Sure, you read every once in a while about the marijuana granny. Or the bank robbing geezer (as often as not some old coot who just got sprung after 40 years in the slammer, and can’t adjust to civilian life). But, let’s face it, crimes are committed disproportionately by the young.
Isolation probably helps, too.
If you’re a million miles from nowhere, predatory criminal gangs probably aren’t going to head your way when there’s plenty of pickins’ closer to home.
There’s also little opportunity for impulse crime, I suspect.
Is some kid going to hotwire a 40 foot RV and take it for a joyride?(Might be fun, though….) And if there aren’t any stores or gas stations to rob…

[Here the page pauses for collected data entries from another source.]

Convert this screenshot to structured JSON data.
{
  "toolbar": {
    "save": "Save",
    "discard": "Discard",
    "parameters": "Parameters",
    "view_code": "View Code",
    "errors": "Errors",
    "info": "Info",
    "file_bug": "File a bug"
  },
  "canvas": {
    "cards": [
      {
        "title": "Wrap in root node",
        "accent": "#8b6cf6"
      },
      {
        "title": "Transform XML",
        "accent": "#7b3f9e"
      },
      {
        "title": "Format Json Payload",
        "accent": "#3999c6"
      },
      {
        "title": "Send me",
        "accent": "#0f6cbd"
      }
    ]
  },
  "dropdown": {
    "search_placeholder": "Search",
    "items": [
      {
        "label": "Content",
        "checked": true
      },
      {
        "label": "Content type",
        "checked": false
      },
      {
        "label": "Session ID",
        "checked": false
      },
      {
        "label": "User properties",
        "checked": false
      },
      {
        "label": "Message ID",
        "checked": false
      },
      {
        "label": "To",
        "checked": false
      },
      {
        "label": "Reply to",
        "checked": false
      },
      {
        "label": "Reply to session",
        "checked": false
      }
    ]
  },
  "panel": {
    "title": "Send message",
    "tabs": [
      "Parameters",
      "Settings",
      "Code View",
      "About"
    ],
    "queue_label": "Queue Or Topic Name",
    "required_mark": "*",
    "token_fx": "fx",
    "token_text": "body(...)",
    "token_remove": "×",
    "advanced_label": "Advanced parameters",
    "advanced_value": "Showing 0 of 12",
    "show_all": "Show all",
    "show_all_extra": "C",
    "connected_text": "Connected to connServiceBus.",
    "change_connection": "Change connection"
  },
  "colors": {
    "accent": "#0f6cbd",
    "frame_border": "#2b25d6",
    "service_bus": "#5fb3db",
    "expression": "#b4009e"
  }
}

That flagpole seller at the swap meet only brings in so much cash.
An ephemeral community like this also doesn’t have the strains that come with permanent communities. Hey, if you don’t like the people next door, you can pick up and leave. And there are no covenants that say you have to let someone you don’t like into your circle of wagons. You’re free to associate strictly with doppelgangers. That’ll tend to keep the friction down, unless you’re the family feuding kind.
There's an area where gay RVers tend to camp, and another (farther away) where the nudists are.
Ah, the gay RVers. (Are they the ones with the Egyptian cotton sheets?)
Not everyone’s in a big-ass RV, by the way. One fellow interviewed in the article spent the winter in “a 12-foot trailer and a screened patio area.”
But a lot of it is big-ass RVs, and it’s hard to get past their petrol-snorting. But there is a conservation aspect to their existence that Berg points out.
"Being in the boondocks, you have to be really careful about how much you consume. You can't really use up a lot of water, because then you have to move and get more. And if your tanks get full, same problem. So you don't take a shower every day. And when you do, it's two minutes long," says [Kazys] Varnelis [Professor of architecture at Columbia University – a city place, if ever].
Which means that those RVers are, in some ways, more environmentally friendly than I am.
I may not own a car. I may rely on public transpo and shanks mare to get me most places. I may live in a condo, not much larger than some of these RVs. But I am not willing to go without a daily shower. And, except when it’s a pee-run in the middle of the night, I’m sure not willing to go without flushing the toilet.